What the rates guidance does insure against is an earlier tightening of financial conditions if the economy beats forecasts this year.
The ECB also announced a third round of targeted longer-term refinancing operations (TLTRO). However, the terms are less favorable than the TLTRO II loans. The new maturity will only be two years. Previously, the funds were available for four years. In addition, the cost of borrowing will be indexed to the main refinancing rate. That now stands at 0%. Previously, it could have been as low as the deposit rate, which is currently -0.4%.
In addition, it seems the new loans won’t completely replace the funding provided by the old ones. The next lending operation won’t be launched until September. However, in order to meet regulatory requirements for their net stable funding ratios, banks need to have funding with a maturity of at least one year. That means fresh funds from the ECB won’t be available in June to replace the loans expiring in June of next year.
Even though a big dose of stimulus is absent, we think GDP growth will begin to pick up in any case and that the labor market will continue to tighten.
The ECB made a mistake in caving to political pressure and ending its quantitative easing program. Confidence is a fragile thing and the big mismatch in Target2 balances, with capital accruing in Germany while there is a paucity of capital on the periphery is a clear signal that the market has no faith in the ability of the bloc’s economic expansion to self-sustain without the support of stimulus.
Today’s announcement suggests the ECB is only willing to partially accept that a mistake has been made. Raising the rate and shortening the maturity of LTRO loans is considerably less stimulative than the last round of loans. That represents a disappointment, even as the date for a potential rate hike is pushed further out.

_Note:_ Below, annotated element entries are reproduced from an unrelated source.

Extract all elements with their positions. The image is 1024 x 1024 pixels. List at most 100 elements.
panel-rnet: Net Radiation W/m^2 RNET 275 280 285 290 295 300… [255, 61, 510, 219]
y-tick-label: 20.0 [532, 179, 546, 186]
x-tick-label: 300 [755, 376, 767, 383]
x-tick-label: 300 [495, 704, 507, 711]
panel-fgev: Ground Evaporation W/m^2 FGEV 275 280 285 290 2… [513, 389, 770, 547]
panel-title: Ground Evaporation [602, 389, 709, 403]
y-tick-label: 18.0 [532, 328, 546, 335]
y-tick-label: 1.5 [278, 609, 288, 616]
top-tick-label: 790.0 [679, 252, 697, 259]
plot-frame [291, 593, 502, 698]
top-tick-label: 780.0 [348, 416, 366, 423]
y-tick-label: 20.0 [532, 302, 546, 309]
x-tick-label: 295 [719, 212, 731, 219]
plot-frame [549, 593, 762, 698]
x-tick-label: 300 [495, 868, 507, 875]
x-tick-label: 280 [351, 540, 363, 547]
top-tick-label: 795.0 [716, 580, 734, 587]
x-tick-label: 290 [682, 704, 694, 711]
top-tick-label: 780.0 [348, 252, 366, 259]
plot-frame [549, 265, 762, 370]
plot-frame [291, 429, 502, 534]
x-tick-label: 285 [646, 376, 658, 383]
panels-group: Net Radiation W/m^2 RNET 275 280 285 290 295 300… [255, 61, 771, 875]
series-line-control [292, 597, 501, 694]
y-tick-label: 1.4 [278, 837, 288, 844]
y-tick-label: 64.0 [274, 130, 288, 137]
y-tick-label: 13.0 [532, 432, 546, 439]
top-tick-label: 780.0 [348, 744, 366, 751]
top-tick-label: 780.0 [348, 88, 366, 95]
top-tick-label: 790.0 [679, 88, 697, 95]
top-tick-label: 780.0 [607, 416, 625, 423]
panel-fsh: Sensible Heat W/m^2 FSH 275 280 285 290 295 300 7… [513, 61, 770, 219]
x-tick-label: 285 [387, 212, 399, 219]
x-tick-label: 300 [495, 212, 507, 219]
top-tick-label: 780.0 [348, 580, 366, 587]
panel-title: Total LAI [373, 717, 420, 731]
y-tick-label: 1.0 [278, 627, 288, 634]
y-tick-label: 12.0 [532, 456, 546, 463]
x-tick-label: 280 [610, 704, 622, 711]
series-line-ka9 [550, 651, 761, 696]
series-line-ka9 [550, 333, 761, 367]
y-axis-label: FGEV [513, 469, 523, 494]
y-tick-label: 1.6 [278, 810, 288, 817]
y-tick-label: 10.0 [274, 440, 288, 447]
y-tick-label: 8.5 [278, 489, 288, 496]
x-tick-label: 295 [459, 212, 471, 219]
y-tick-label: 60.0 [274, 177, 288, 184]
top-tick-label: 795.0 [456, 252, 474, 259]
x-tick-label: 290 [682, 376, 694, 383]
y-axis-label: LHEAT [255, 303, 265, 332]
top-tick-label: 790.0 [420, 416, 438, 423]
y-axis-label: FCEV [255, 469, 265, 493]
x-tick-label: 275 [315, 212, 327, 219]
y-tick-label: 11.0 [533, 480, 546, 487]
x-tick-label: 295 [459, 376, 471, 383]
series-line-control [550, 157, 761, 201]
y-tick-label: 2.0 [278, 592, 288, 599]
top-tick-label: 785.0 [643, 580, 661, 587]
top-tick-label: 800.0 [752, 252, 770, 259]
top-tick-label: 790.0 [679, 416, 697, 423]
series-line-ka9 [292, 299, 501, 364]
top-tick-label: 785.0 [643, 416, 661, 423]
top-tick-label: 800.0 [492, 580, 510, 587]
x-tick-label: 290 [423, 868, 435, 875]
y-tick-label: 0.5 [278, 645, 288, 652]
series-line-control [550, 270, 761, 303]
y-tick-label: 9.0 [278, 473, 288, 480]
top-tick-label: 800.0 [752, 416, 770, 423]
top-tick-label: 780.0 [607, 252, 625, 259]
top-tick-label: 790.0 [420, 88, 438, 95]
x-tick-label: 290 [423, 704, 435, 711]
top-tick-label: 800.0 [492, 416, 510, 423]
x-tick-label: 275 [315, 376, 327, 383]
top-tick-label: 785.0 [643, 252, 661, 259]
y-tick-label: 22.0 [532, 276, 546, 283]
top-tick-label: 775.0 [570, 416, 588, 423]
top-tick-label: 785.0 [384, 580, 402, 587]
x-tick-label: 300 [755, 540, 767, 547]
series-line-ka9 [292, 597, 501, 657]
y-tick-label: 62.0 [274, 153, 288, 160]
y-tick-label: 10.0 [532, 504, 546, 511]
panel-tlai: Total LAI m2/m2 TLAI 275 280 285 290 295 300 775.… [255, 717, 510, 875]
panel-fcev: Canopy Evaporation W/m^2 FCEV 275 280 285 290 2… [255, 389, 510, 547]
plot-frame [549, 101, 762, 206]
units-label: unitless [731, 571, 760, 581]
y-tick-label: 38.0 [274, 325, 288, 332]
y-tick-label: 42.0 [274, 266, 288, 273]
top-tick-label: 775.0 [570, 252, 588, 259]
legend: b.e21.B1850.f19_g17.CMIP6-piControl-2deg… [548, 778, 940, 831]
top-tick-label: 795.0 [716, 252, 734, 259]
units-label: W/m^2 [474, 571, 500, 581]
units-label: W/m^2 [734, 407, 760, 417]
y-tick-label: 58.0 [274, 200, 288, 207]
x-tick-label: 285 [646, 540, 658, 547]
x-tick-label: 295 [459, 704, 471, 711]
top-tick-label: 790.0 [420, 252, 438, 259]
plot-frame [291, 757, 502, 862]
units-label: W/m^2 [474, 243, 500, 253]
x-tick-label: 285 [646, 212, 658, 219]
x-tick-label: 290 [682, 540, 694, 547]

The one thing the market has yet to price in is that the candidates to replace Mario Draghi seem to be more hawkish than he is. Expressing an Austrian economist’s façade is necessary to win the position but the reality on the ground suggests the Eurozone is a long way from being capable of accepting an interest rate hike.
The Euro extended its decline today and remains in a medium-term downtrend where each successive round number ($1.16, $1.15, $1.14) has represented a fresh new lower high.
The Euro STOXX Banks Index pulled back today from the region of the trend mean as the full import of the higher cost of new LTRO loans was priced in.
German Bund yields are back testing their recent lows near 10 basis points and a clear upward dynamic will be required to check momentum beyond a pause.
Italian 10-year spreads closed below 250-basis points today suggesting access to LTRO loans should benefit the country’s banking sector even if they cost more.